Ah... we could express a set of axioms as a computer program. The hardware and software are known deterministic systems. By expressing the axioms within this deterministic system, we are unambiguously specifying a set of axioms for a system. There is no argument over what the system will do (run it and see). There is no sense in which this system is ambiguous.
Except for my last sentence, I agree.
But the "attaching meaning to symbols to make math useful" bit is a fairly essential part of the process. And it is this part that cannot be done unambiguously.
It's also true that we choose which axioms to use based on the meaning we assign to them and (generally) our real-world intuition. So what?
So - we cannot communicate the meaning we have attached to a symbol. If the meaning you attach to a symbol is not identical to the meaning that I attach to a symbol then the meanings we each arrive at after manipulating that symbol are also likely to differ. Yet we have no way of detecting that difference - unless the different meanings lead to different choices of manipulation.

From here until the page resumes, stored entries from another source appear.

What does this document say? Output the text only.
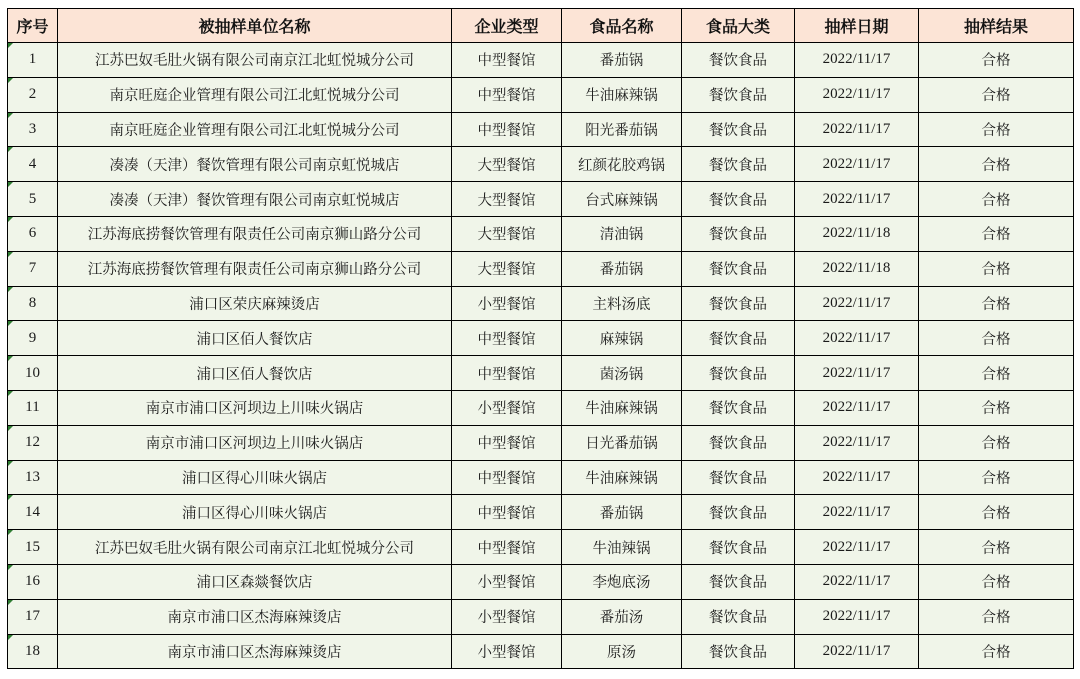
序号	被抽样单位名称	企业类型	食品名称	食品大类	抽样日期	抽样结果
1	江苏巴奴毛肚火锅有限公司南京江北虹悦城分公司	中型餐馆	番茄锅	餐饮食品	2022/11/17	合格
2	南京旺庭企业管理有限公司江北虹悦城分公司	中型餐馆	牛油麻辣锅	餐饮食品	2022/11/17	合格
3	南京旺庭企业管理有限公司江北虹悦城分公司	中型餐馆	阳光番茄锅	餐饮食品	2022/11/17	合格
4	凑凑（天津）餐饮管理有限公司南京虹悦城店	大型餐馆	红颜花胶鸡锅	餐饮食品	2022/11/17	合格
5	凑凑（天津）餐饮管理有限公司南京虹悦城店	大型餐馆	台式麻辣锅	餐饮食品	2022/11/17	合格
6	江苏海底捞餐饮管理有限责任公司南京狮山路分公司	大型餐馆	清油锅	餐饮食品	2022/11/18	合格
7	江苏海底捞餐饮管理有限责任公司南京狮山路分公司	大型餐馆	番茄锅	餐饮食品	2022/11/18	合格
8	浦口区荣庆麻辣烫店	小型餐馆	主料汤底	餐饮食品	2022/11/17	合格
9	浦口区佰人餐饮店	中型餐馆	麻辣锅	餐饮食品	2022/11/17	合格
10	浦口区佰人餐饮店	中型餐馆	菌汤锅	餐饮食品	2022/11/17	合格
11	南京市浦口区河坝边上川味火锅店	小型餐馆	牛油麻辣锅	餐饮食品	2022/11/17	合格
12	南京市浦口区河坝边上川味火锅店	中型餐馆	日光番茄锅	餐饮食品	2022/11/17	合格
13	浦口区得心川味火锅店	中型餐馆	牛油麻辣锅	餐饮食品	2022/11/17	合格
14	浦口区得心川味火锅店	中型餐馆	番茄锅	餐饮食品	2022/11/17	合格
15	江苏巴奴毛肚火锅有限公司南京江北虹悦城分公司	中型餐馆	牛油辣锅	餐饮食品	2022/11/17	合格
16	浦口区森燚餐饮店	小型餐馆	李炮底汤	餐饮食品	2022/11/17	合格
17	南京市浦口区杰海麻辣烫店	小型餐馆	番茄汤	餐饮食品	2022/11/17	合格
18	南京市浦口区杰海麻辣烫店	小型餐馆	原汤	餐饮食品	2022/11/17	合格
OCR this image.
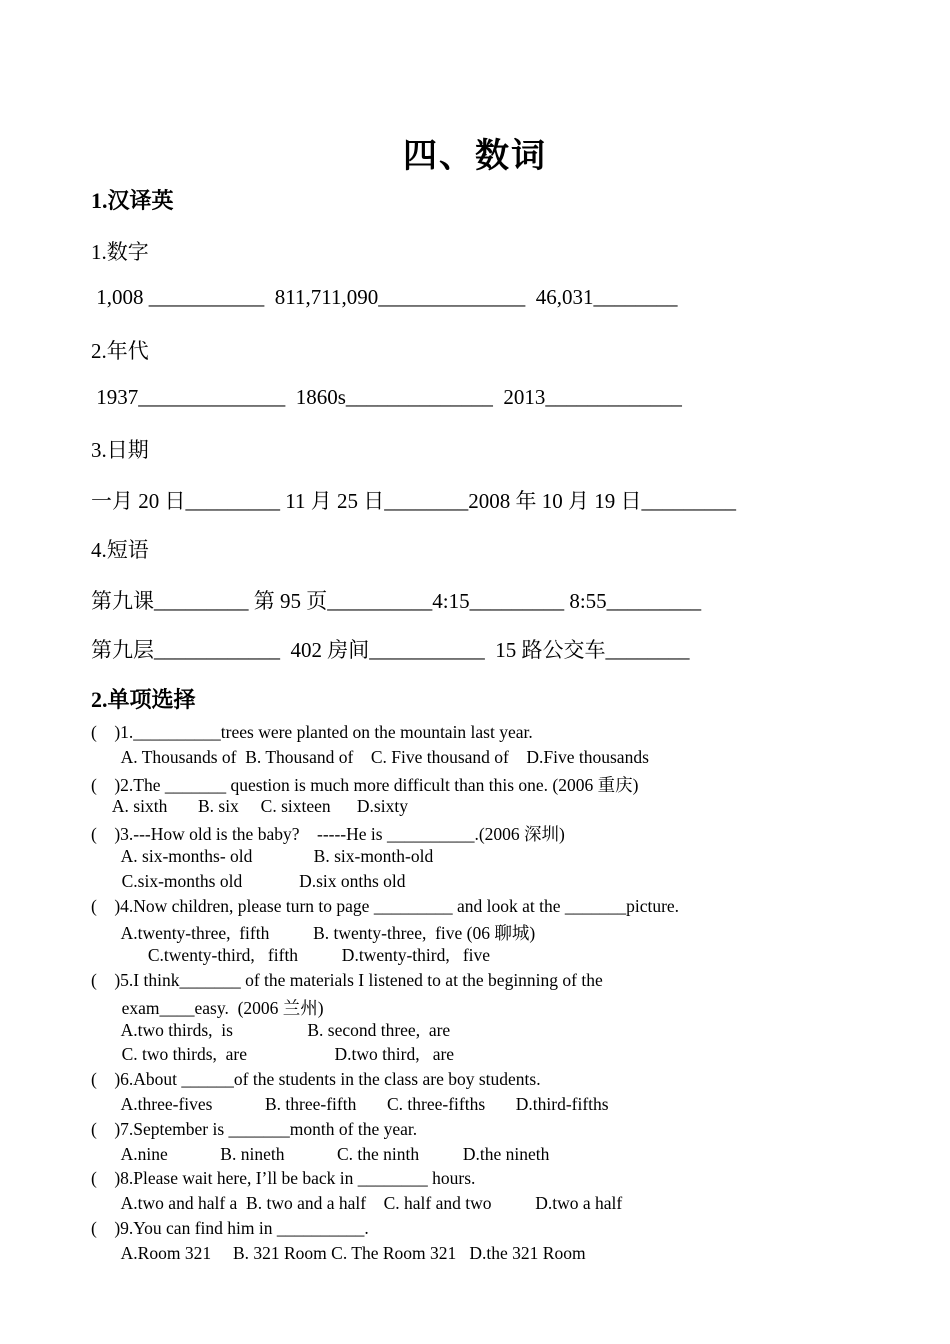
四、数词
1.汉译英
1.数字
1,008 ___________  811,711,090______________  46,031________
2.年代
1937______________  1860s______________  2013_____________
3.日期
一月 20 日_________ 11 月 25 日________2008 年 10 月 19 日_________
4.短语
第九课_________ 第 95 页__________4:15_________ 8:55_________
第九层____________  402 房间___________  15 路公交车________
2.单项选择
(    )1.__________trees were planted on the mountain last year.
A. Thousands of  B. Thousand of    C. Five thousand of    D.Five thousands
(    )2.The _______ question is much more difficult than this one. (2006 重庆)
A. sixth       B. six     C. sixteen      D.sixty
(    )3.---How old is the baby?    -----He is __________.(2006 深圳)
A. six-months- old              B. six-month-old
C.six-months old             D.six onths old
(    )4.Now children, please turn to page _________ and look at the _______picture.
A.twenty-three,  fifth          B. twenty-three,  five (06 聊城)
C.twenty-third,   fifth          D.twenty-third,   five
(    )5.I think_______ of the materials I listened to at the beginning of the
exam____easy.  (2006 兰州)
A.two thirds,  is                 B. second three,  are
C. two thirds,  are                    D.two third,   are
(    )6.About ______of the students in the class are boy students.
A.three-fives            B. three-fifth       C. three-fifths       D.third-fifths
(    )7.September is _______month of the year.
A.nine            B. nineth            C. the ninth          D.the nineth
(    )8.Please wait here, I’ll be back in ________ hours.
A.two and half a  B. two and a half    C. half and two          D.two a half
(    )9.You can find him in __________.
A.Room 321     B. 321 Room C. The Room 321   D.the 321 Room
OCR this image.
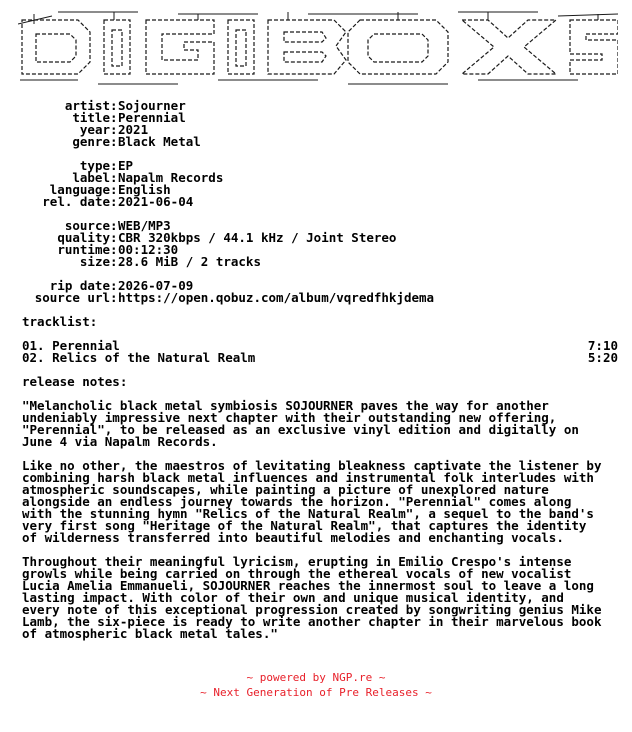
artist : Sojourner
title : Perennial
year : 2021
genre : Black Metal
type : EP
label : Napalm Records
language : English
rel. date : 2021-06-04
source : WEB/MP3
quality : CBR 320kbps / 44.1 kHz / Joint Stereo
runtime : 00:12:30
size : 28.6 MiB / 2 tracks
rip date : 2026-07-09
source url : https://open.qobuz.com/album/vqredfhkjdema
tracklist:
01. Perennial	7:10
02. Relics of the Natural Realm	5:20
release notes:
"Melancholic black metal symbiosis SOJOURNER paves the way for another undeniably impressive next chapter with their outstanding new offering, "Perennial", to be released as an exclusive vinyl edition and digitally on June 4 via Napalm Records.
Like no other, the maestros of levitating bleakness captivate the listener by combining harsh black metal influences and instrumental folk interludes with atmospheric soundscapes, while painting a picture of unexplored nature alongside an endless journey towards the horizon. "Perennial" comes along with the stunning hymn "Relics of the Natural Realm", a sequel to the band's very first song "Heritage of the Natural Realm", that captures the identity of wilderness transferred into beautiful melodies and enchanting vocals.
Throughout their meaningful lyricism, erupting in Emilio Crespo's intense growls while being carried on through the ethereal vocals of new vocalist Lucia Amelia Emmanueli, SOJOURNER reaches the innermost soul to leave a long lasting impact. With color of their own and unique musical identity, and every note of this exceptional progression created by songwriting genius Mike Lamb, the six-piece is ready to write another chapter in their marvelous book of atmospheric black metal tales."
~ powered by NGP.re ~
~ Next Generation of Pre Releases ~
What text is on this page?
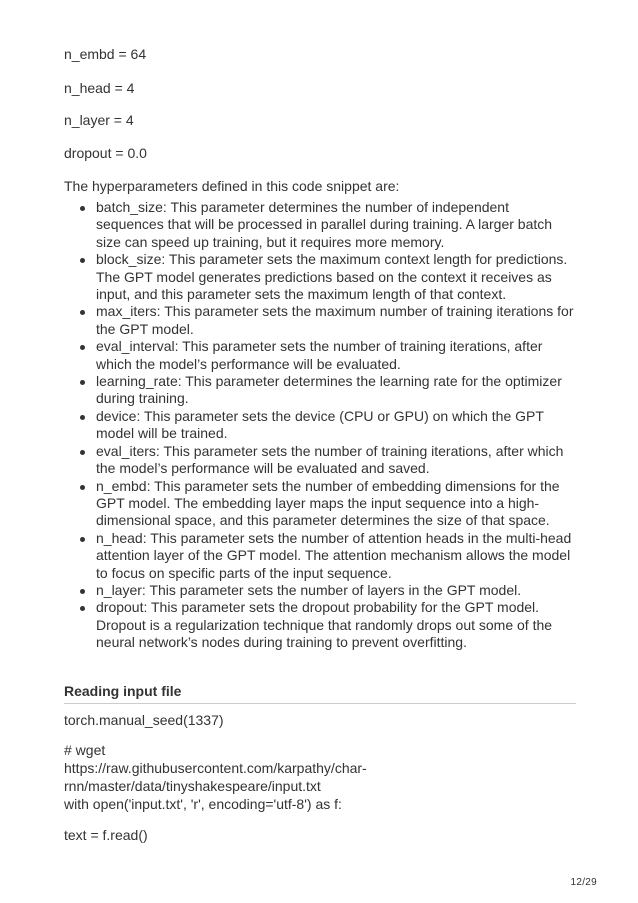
n_embd = 64
n_head = 4
n_layer = 4
dropout = 0.0
The hyperparameters defined in this code snippet are:
batch_size: This parameter determines the number of independent sequences that will be processed in parallel during training. A larger batch size can speed up training, but it requires more memory.
block_size: This parameter sets the maximum context length for predictions. The GPT model generates predictions based on the context it receives as input, and this parameter sets the maximum length of that context.
max_iters: This parameter sets the maximum number of training iterations for the GPT model.
eval_interval: This parameter sets the number of training iterations, after which the model’s performance will be evaluated.
learning_rate: This parameter determines the learning rate for the optimizer during training.
device: This parameter sets the device (CPU or GPU) on which the GPT model will be trained.
eval_iters: This parameter sets the number of training iterations, after which the model’s performance will be evaluated and saved.
n_embd: This parameter sets the number of embedding dimensions for the GPT model. The embedding layer maps the input sequence into a high-dimensional space, and this parameter determines the size of that space.
n_head: This parameter sets the number of attention heads in the multi-head attention layer of the GPT model. The attention mechanism allows the model to focus on specific parts of the input sequence.
n_layer: This parameter sets the number of layers in the GPT model.
dropout: This parameter sets the dropout probability for the GPT model. Dropout is a regularization technique that randomly drops out some of the neural network’s nodes during training to prevent overfitting.
Reading input file
torch.manual_seed(1337)
# wget https://raw.githubusercontent.com/karpathy/char-rnn/master/data/tinyshakespeare/input.txt
with open('input.txt', 'r', encoding='utf-8') as f:
text = f.read()
12/29
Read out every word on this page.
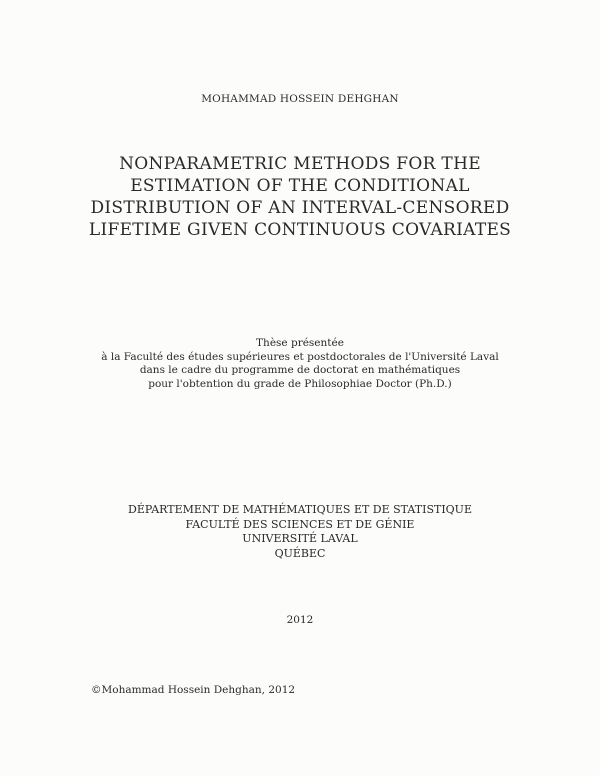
MOHAMMAD HOSSEIN DEHGHAN
NONPARAMETRIC METHODS FOR THE
ESTIMATION OF THE CONDITIONAL
DISTRIBUTION OF AN INTERVAL-CENSORED
LIFETIME GIVEN CONTINUOUS COVARIATES
Thèse présentée
à la Faculté des études supérieures et postdoctorales de l'Université Laval
dans le cadre du programme de doctorat en mathématiques
pour l'obtention du grade de Philosophiae Doctor (Ph.D.)
DÉPARTEMENT DE MATHÉMATIQUES ET DE STATISTIQUE
FACULTÉ DES SCIENCES ET DE GÉNIE
UNIVERSITÉ LAVAL
QUÉBEC
2012
©Mohammad Hossein Dehghan, 2012
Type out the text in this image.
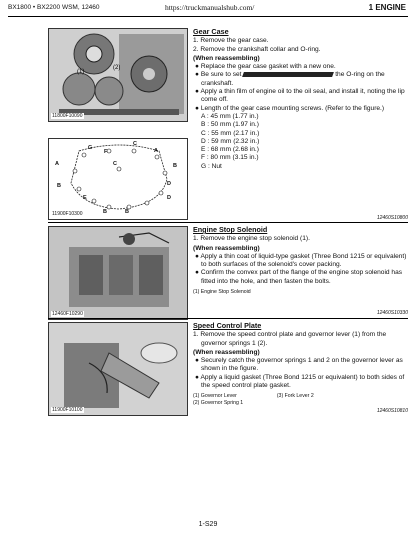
BX1800 • BX2200 WSM, 12460	https://truckmanualshub.com/	1 ENGINE
(1)
(2)
11800F10090
G
C
A
F
A	B
B	D
E	D
C
B	B
11900F10300
12460F10290
11900F10100
Gear Case

1. Remove the gear case.

2. Remove the crankshaft collar and O-ring.

(When reassembling)

● Replace the gear case gasket with a new one.

● Be sure to set	the O-ring on the crankshaft.

● Apply a thin film of engine oil to the oil seal, and install it, noting the lip come off.

● Length of the gear case mounting screws. (Refer to the figure.)

A : 45 mm (1.77 in.)

B : 50 mm (1.97 in.)

C : 55 mm (2.17 in.)

D : 59 mm (2.32 in.)

E : 68 mm (2.68 in.)

F : 80 mm (3.15 in.)

G : Nut

12460S10800
Engine Stop Solenoid

1. Remove the engine stop solenoid (1).

(When reassembling)

● Apply a thin coat of liquid-type gasket (Three Bond 1215 or equivalent) to both surfaces of the solenoid's cover packing.

● Confirm the convex part of the flange of the engine stop solenoid has fitted into the hole, and then fasten the bolts.

(1) Engine Stop Solenoid

12460S10330
Speed Control Plate

1. Remove the speed control plate and governor lever (1) from the governor springs 1 (2).

(When reassembling)

● Securely catch the governor springs 1 and 2 on the governor lever as shown in the figure.

● Apply a liquid gasket (Three Bond 1215 or equivalent) to both sides of the speed control plate gasket.

(1) Governor Lever	(3) Fork Lever 2

(2) Governor Spring 1

12460S10810
1-S29
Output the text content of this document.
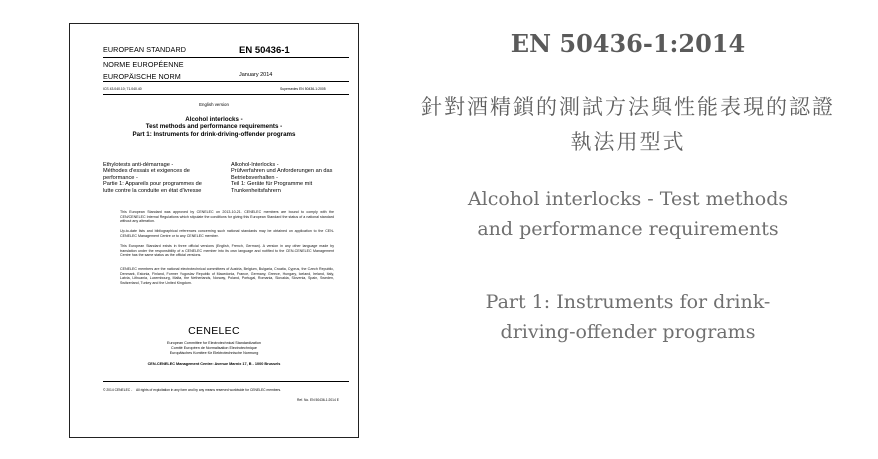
EUROPEAN STANDARD	EN 50436-1
NORME EUROPÉENNE
EUROPÄISCHE NORM	January 2014
ICS 43.040.10; 71.040.40	Supersedes EN 50436-1:2005
English version
Alcohol interlocks -
Test methods and performance requirements -
Part 1: Instruments for drink-driving-offender programs
Ethylotests anti-démarrage -
Méthodes d'essais et exigences de
performance -
Partie 1: Appareils pour programmes de
lutte contre la conduite en état d'ivresse
Alkohol-Interlocks -
Prüfverfahren und Anforderungen an das
Betriebsverhalten -
Teil 1: Geräte für Programme mit
Trunkenheitsfahrern
This European Standard was approved by CENELEC on 2013-10-21. CENELEC members are bound to comply with the CEN/CENELEC Internal Regulations which stipulate the conditions for giving this European Standard the status of a national standard without any alteration.
Up-to-date lists and bibliographical references concerning such national standards may be obtained on application to the CEN-CENELEC Management Centre or to any CENELEC member.
This European Standard exists in three official versions (English, French, German). A version in any other language made by translation under the responsibility of a CENELEC member into its own language and notified to the CEN-CENELEC Management Centre has the same status as the official versions.
CENELEC members are the national electrotechnical committees of Austria, Belgium, Bulgaria, Croatia, Cyprus, the Czech Republic, Denmark, Estonia, Finland, Former Yugoslav Republic of Macedonia, France, Germany, Greece, Hungary, Iceland, Ireland, Italy, Latvia, Lithuania, Luxembourg, Malta, the Netherlands, Norway, Poland, Portugal, Romania, Slovakia, Slovenia, Spain, Sweden, Switzerland, Turkey and the United Kingdom.
CENELEC
European Committee for Electrotechnical Standardization
Comité Européen de Normalisation Electrotechnique
Europäisches Komitee für Elektrotechnische Normung
CEN-CENELEC Management Centre: Avenue Marnix 17, B - 1000 Brussels
© 2014 CENELEC - All rights of exploitation in any form and by any means reserved worldwide for CENELEC members.
Ref. No. EN 50436-1:2014 E
EN 50436-1:2014
針對酒精鎖的測試方法與性能表現的認證
執法用型式
Alcohol interlocks - Test methods
and performance requirements
Part 1: Instruments for drink-
driving-offender programs
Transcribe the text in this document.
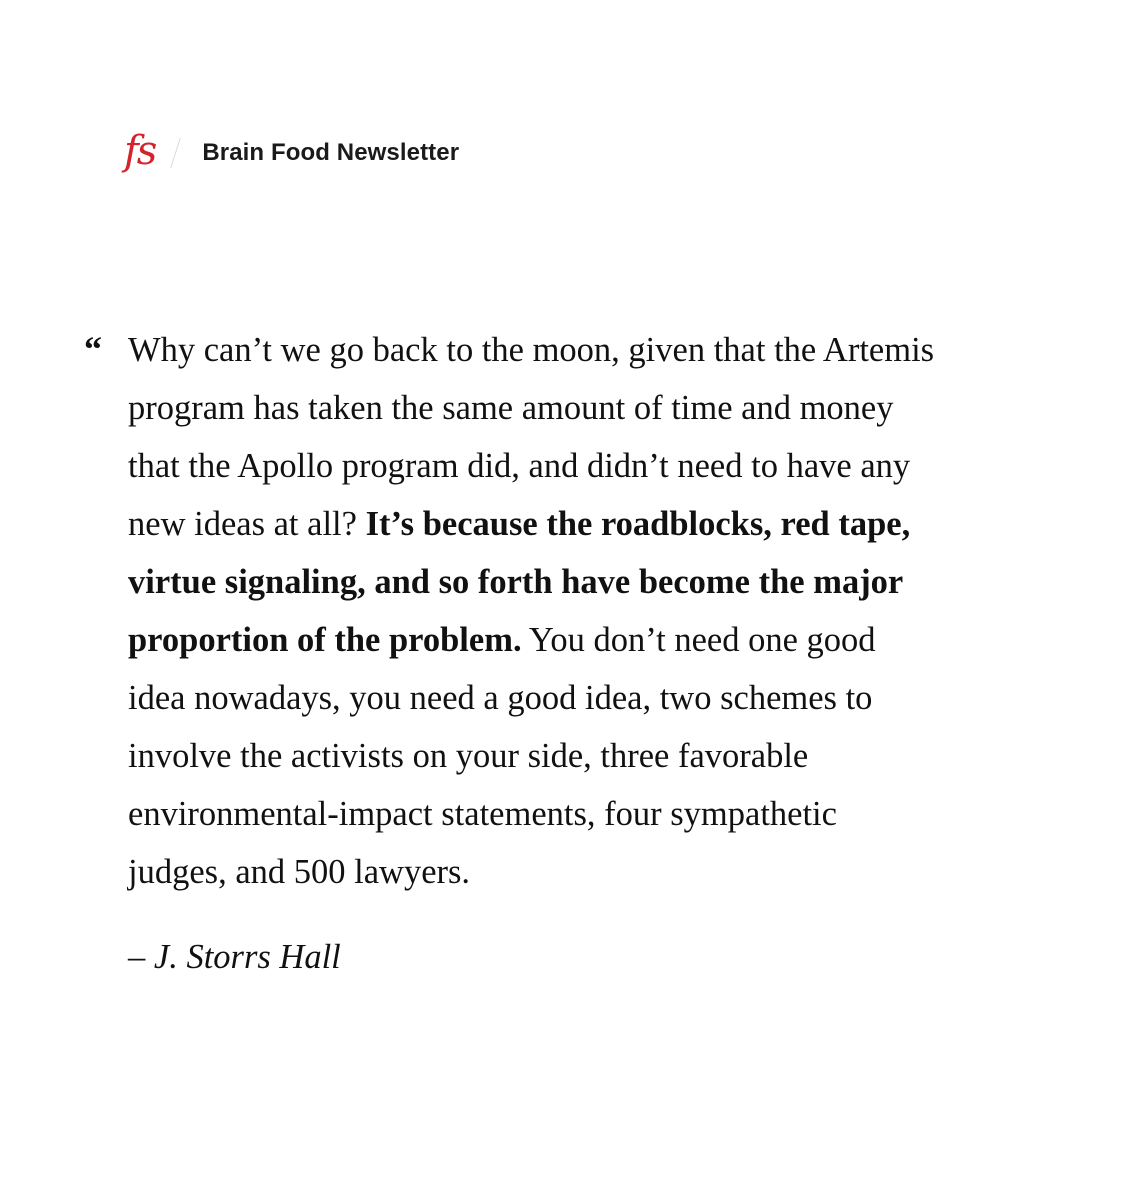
fs Brain Food Newsletter
“ Why can’t we go back to the moon, given that the Artemis
program has taken the same amount of time and money
that the Apollo program did, and didn’t need to have any
new ideas at all? It’s because the roadblocks, red tape,
virtue signaling, and so forth have become the major
proportion of the problem. You don’t need one good
idea nowadays, you need a good idea, two schemes to
involve the activists on your side, three favorable
environmental-impact statements, four sympathetic
judges, and 500 lawyers.

– J. Storrs Hall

You are right: So what if my "meaning" for infinity is different to your "meaning" for infinity. If we are both constrained to the same set of manipulations then it doesn't matter if our meanings differ... we should both still output the same sets of symbols.
Hmm... your argument is good. It does help me to see why mathematicians are content to largely ignore the "meaning" with respect to a set of axioms - and why "it works" is regarded as a sufficient argument.
But I don't think it contradicts my argument. It still leaves mathematics as an arbitrary reflection of our biases with no means to reveal anything that isn't a direct result of those biases. And since mathematics does understand that axiomatic mathematics doesn't have a solid foundation...
Which still leaves me wanting more than "an arbitrary set of manipulations" with no inherent significance beyond that which we place there.
Cleverbeans wrote:This is not true. Non-Euclidean geometry being an easy first example.
I think the example you give shows that we do not always understand the rules/meanings we assume from the real world - and that careful examination can reveal our misapprehensions. I would say that the discovery of non-euclidean geometry is very much rooted in our real world experience.
The rest of what your post I agree with and is a good summation of both what I (naively) wanted to say and some of my position.